Today I want to show you a technical indicator that is guaranteed to impress. Tell people you’re using this, and they’ll bow down to your advanced technical know-how.
Show them your charts and they’ll squint a bit, and probably worship you as some kind of trading demi-god.
What I’m trying to say is that they look and sound bloody cool. But do they make money?
Ichimoku in five minutes…
The indicator I’m talking about is the Ichimoku cloud. Even the name of it sounds like it should be accompanied by a strum on the Japanese harp, and someone bowing to me!
What puts most people off using Ichimoku is that it looks so complicated. But, I’m going to show how simple it is – in fact, I’m setting myself the challenge of turning you into an Ichimoku trader in just five minutes.
Ichimoku in five minutes
Okay, take a look at that chart above. Here are the things you need to know…
- The cloud (that’s the area shaded in red or green) – if the price is above the cloud, we’re looking for an uptrend and are taking buy signals; if it’s below the cloud, we’re anticipating a downtrend and are looking for sell signals.
- There are two special Ichimoku moving averages on this chart – the fast one is the red line, which follows close to the price. The slow one is the blue. We’re looking for a basic moving average crossover from these. If the fast one crosses below the slow one, we sell. If the fast one crosses above the slow one, we buy.
- One more filter on this… see that purple line? (I’ll tell you more about this line in a minute…)
Let’s look at some signals…
The first signal here comes when the price breaks below the cloud, and the red moving average is below the blue moving average. This is a sell. The signal to close this comes at A, when the moving averages cross again (I’ll explain in a moment how the purple line can signal a close too).
The second signal is a buy, where the price breaks above the cloud and, shortly afterwards, the red moving average crosses above the blue moving average. This trade is then signalled to close at B, where the moving averages cross back. (Again, there’s another close signal from the purple line – I’m getting to that bit…)

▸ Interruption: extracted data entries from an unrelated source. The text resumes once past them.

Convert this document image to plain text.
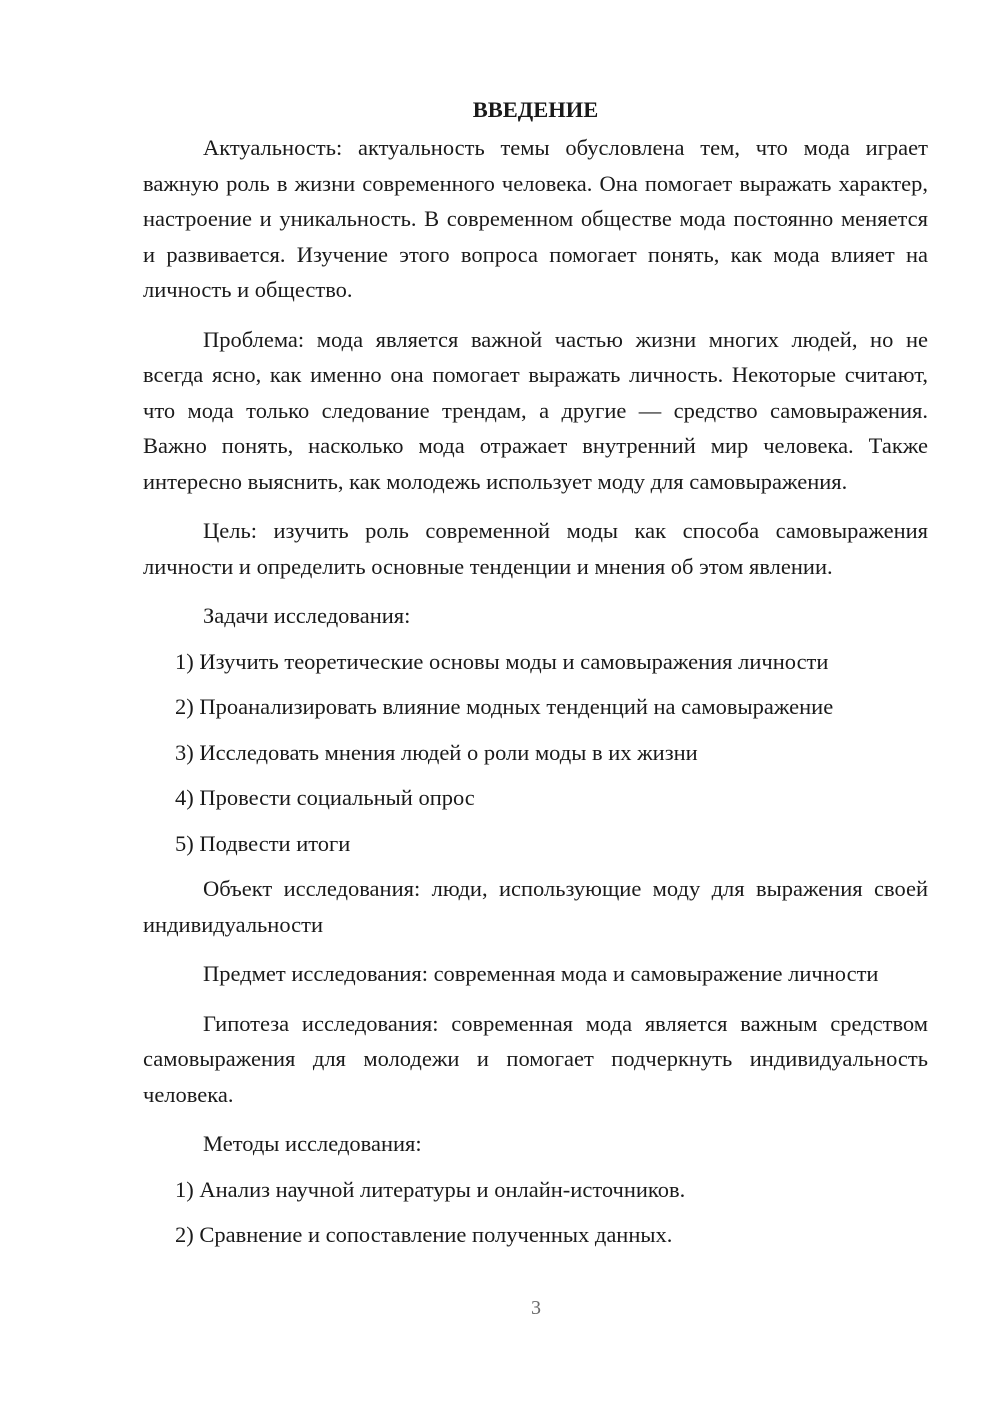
ВВЕДЕНИЕ

Актуальность: актуальность темы обусловлена тем, что мода играет важную роль в жизни современного человека. Она помогает выражать характер, настроение и уникальность. В современном обществе мода постоянно меняется и развивается. Изучение этого вопроса помогает понять, как мода влияет на личность и общество.

Проблема: мода является важной частью жизни многих людей, но не всегда ясно, как именно она помогает выражать личность. Некоторые считают, что мода только следование трендам, а другие — средство самовыражения. Важно понять, насколько мода отражает внутренний мир человека. Также интересно выяснить, как молодежь использует моду для самовыражения.

Цель: изучить роль современной моды как способа самовыражения личности и определить основные тенденции и мнения об этом явлении.

Задачи исследования:
1) Изучить теоретические основы моды и самовыражения личности
2) Проанализировать влияние модных тенденций на самовыражение
3) Исследовать мнения людей о роли моды в их жизни
4) Провести социальный опрос
5) Подвести итоги

Объект исследования: люди, использующие моду для выражения своей индивидуальности

Предмет исследования: современная мода и самовыражение личности

Гипотеза исследования: современная мода является важным средством самовыражения для молодежи и помогает подчеркнуть индивидуальность человека.

Методы исследования:
1) Анализ научной литературы и онлайн-источников.
2) Сравнение и сопоставление полученных данных.
3
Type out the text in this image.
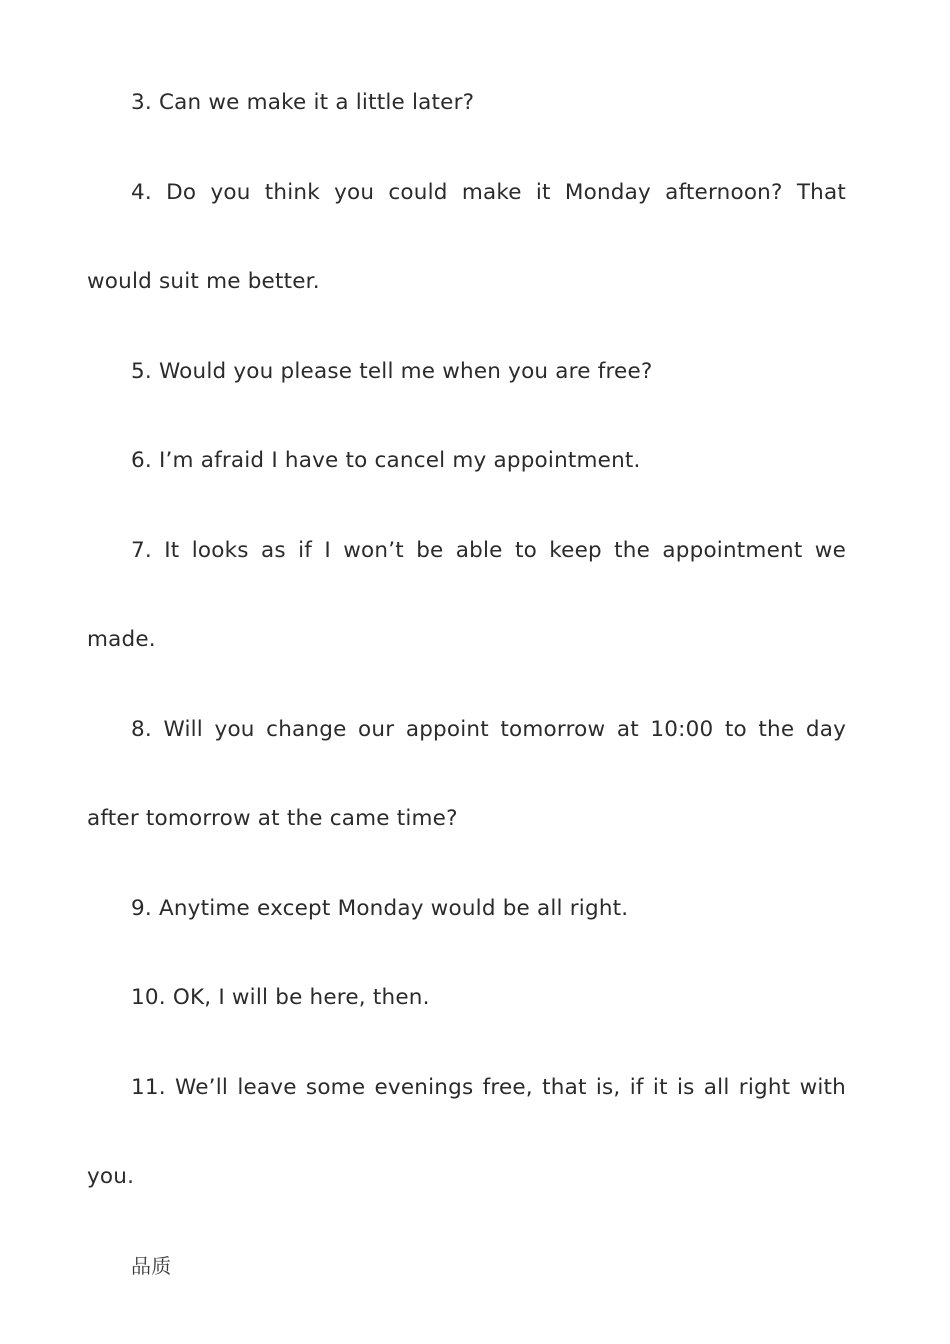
3. Can we make it a little later?

4. Do you think you could make it Monday afternoon? That would suit me better.

5. Would you please tell me when you are free?

6. I’m afraid I have to cancel my appointment.

7. It looks as if I won’t be able to keep the appointment we made.

8. Will you change our appoint tomorrow at 10:00 to the day after tomorrow at the came time?

9. Anytime except Monday would be all right.

10. OK, I will be here, then.

11. We’ll leave some evenings free, that is, if it is all right with you.

品质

So far, pretty simple – it’s just a moving average crossover strategy, with the cloud acting as an extra filter.
Now I’ll explain how we use that purple line…
The chart above is an historical one, which makes reading the purple line tricky. Here I’ll show you what the purple line looks like on a live chart…
As you can see, we’ve got a signal to buy at A, where the price breaks above the cloud, and the fast moving average is above the slow moving average.
Note that the purple line is lagging behind the current price level. This is because the purple line plots nothing more complicated than the current price, but 26 candlesticks back.
So, by following this line, we can see where the current price is in relation to where it was 26 candles ago.
In a buy trade, we want to keep that purple line above the current price.
In a sell trade, we want to keep that purple line below the current price.
So, in the example above, our buy trade can stay open until the moving averages cross back again, or until the purple line crosses below the candlesticks.
Okay, so here’s a summary of our Ichimoku method…
- We get a signal to buy if the fast moving average (red) crosses above the slow moving average (blue). We get a signal to sell if the fast moving average (red) crosses below the slow moving average (blue).
- We will only take a buy trade is the price is above the cloud. We will only take a sell trade if the price is below the cloud.
- We will only take a buy trade if the purple lagging line is above the current price. We will only take a sell trade if the purple lagging line is below the current price.
- We will close a trade when the moving averages cross back over, or if one of the other filter criteria negates our trade (i.e. if the price moves into the cloud, or the purple lagging line crosses the price).
And that’s it – Ichimoku on a plate!
Now for some more stuff about Ichimoku…
Depending on the charting software you’re using (the images I’ve taken here are from IG’s charts, which just allow you to drop in Ichimoku indicators), the colours of the line may be different.
Here I’ve just used ‘moving average’ and ‘lagging’ to describe them, because I find it easier to understand them in a language I understand, but they’ve all got proper Japanese names which, admittedly, sound a lot more impressive:
- The fast moving average (red on my chart) is called ‘Tenkan Sen’.
- The slow moving average (blue on my chart) is called ‘Kijun Sen’.
- And the lagging line (purple on my chart) is called ‘Chikou Span’.
The Ichimoku system is not (I’m sorry to say) an ancient Japanese art – it was actually developed in the 1930s by a Tokyo journalist. However, it was quickly adopted by many Japanese trading rooms because of the sophisticated price tests it offers – indicating support and resistance, identifying trends, etc – in such an easy-to-read format.
Many traders are completely intimidated by Ichimoku charts, but I hope I’ve showed here that there’s nothing to be scared of! And there’s plenty of sound trading information to be gleaned from them.
If you’ve had any experience of trading Ichimoku yourself, I’d love to hear about it.